Step 7: Import to EndNote
To import into EndNote, select “File” tab –> “Import” –> “File.” Select your tab-delimited text file. For Import Option, select “Tab Delimited.” Duplicates: “Import All”. Text Translation: “No Translation.”
You should end up with something like the following. You can tinker with the options at top to display abstract and title.
Step 8: Export to Zotero
For this step, Zotero has provided documentation here.
To export to Zotero, click on Edit –> Output Styles –> Open Style Manager. Make sure RefMan (RIS) Export is selected. Close the Style Manager. Another acceptable export Style is BibTeX.
Select File –> Export. Select file. Save as type: Select “Text” (give file a new name). Output Style: RefMan (RIS) Export. Uncheck the box “Export Selected Records,” and EndNote will assume you want to export all records. Click “Save.”
EndNote exports it as a text file in a new format.
Step 9: Import to Zotero
Last step is open up Zotero for Firefox, or Zotero Stand-Alone.
Click on File –> Import –> select file and click “Open”.

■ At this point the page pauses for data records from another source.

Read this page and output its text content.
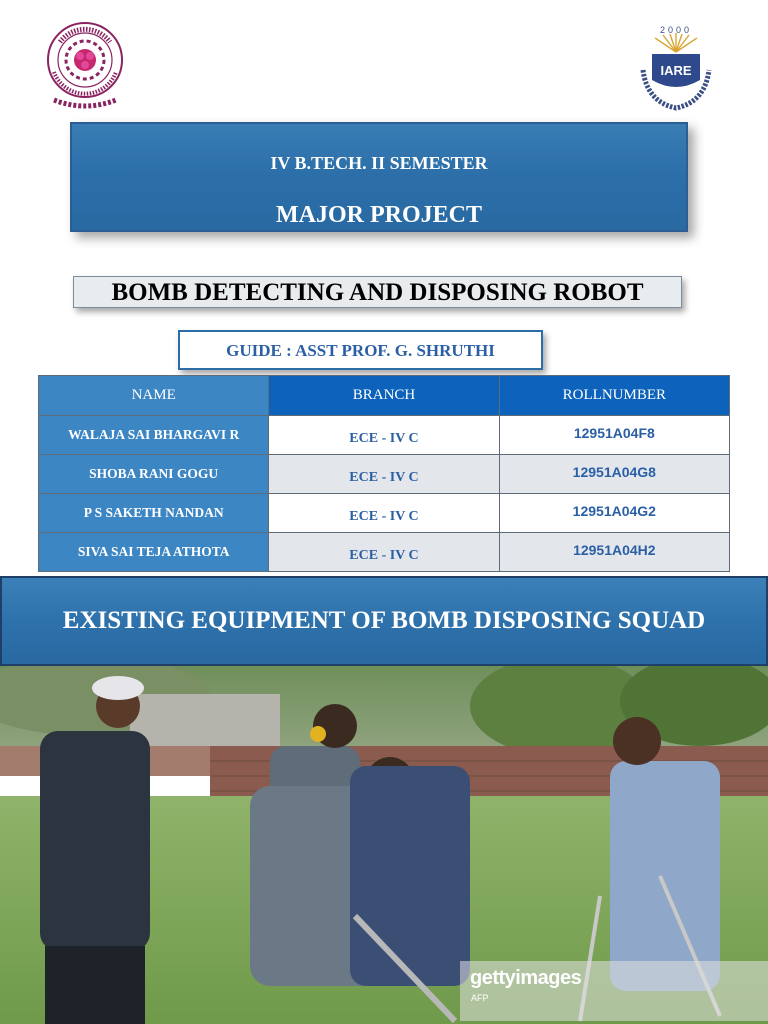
2000
IARE
IV B.TECH. II SEMESTER
MAJOR PROJECT
BOMB DETECTING AND DISPOSING ROBOT
GUIDE : ASST PROF. G. SHRUTHI
NAME	BRANCH	ROLLNUMBER
WALAJA SAI BHARGAVI R	ECE - IV C	12951A04F8
SHOBA RANI GOGU	ECE - IV C	12951A04G8
P S SAKETH NANDAN	ECE - IV C	12951A04G2
SIVA SAI TEJA ATHOTA	ECE - IV C	12951A04H2
EXISTING EQUIPMENT OF BOMB DISPOSING SQUAD
gettyimages
AFP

Import should begin immediately.
This is how the records appear afterwards in the Zotero for Firefox version:
And in the Stand-Alone version:
Problems in Importing
Note that there are some bugs with moving RIS files between EndNote and Zotero. The new version of Zotero Stand-Alone sometimes stalls out for users so that the import never completes. See recent discussion at Zotero here, here, and here.
If this happens to you, as it did to me yesterday as I tried to replicate my steps from last fall, you can either try importing the RIS file into Zotero on another computer, or download Firefox and Zotero for Firefox and repeat the import. I did the latter and successfully imported the file right away. I can sync my Zotero Stand-Alone and Zotero for Firefox.
Good luck! Please comment here if you try this with or without success.
Reformatting and converting text in Excel is always fun. For a project I am working on, I am taking care to load primary sources as PDFs into Zotero, which can do a full text search in them. It’s not perfect, but it is useful to ba able to search them all at once. I also am scanning archival sources into Evernote, which is remarkably good at handwriting decipherment. I’m picking up references to place names and people this way. So in theory, if you had pdfs of all the ancient sources in Zotero, you could search by ‘Corinth’ and pull them up. That is, of course, not the same as a citation index, but could be useful for someone. There is a lot of power in these tools for people working with a limited corpus.
Richard, great idea, and I’ll mention it as I continue this series about building a library of texts. Have you had any experience using Paper Machines?
I’ll give Paper Machines a whirl. Thanks for the tip.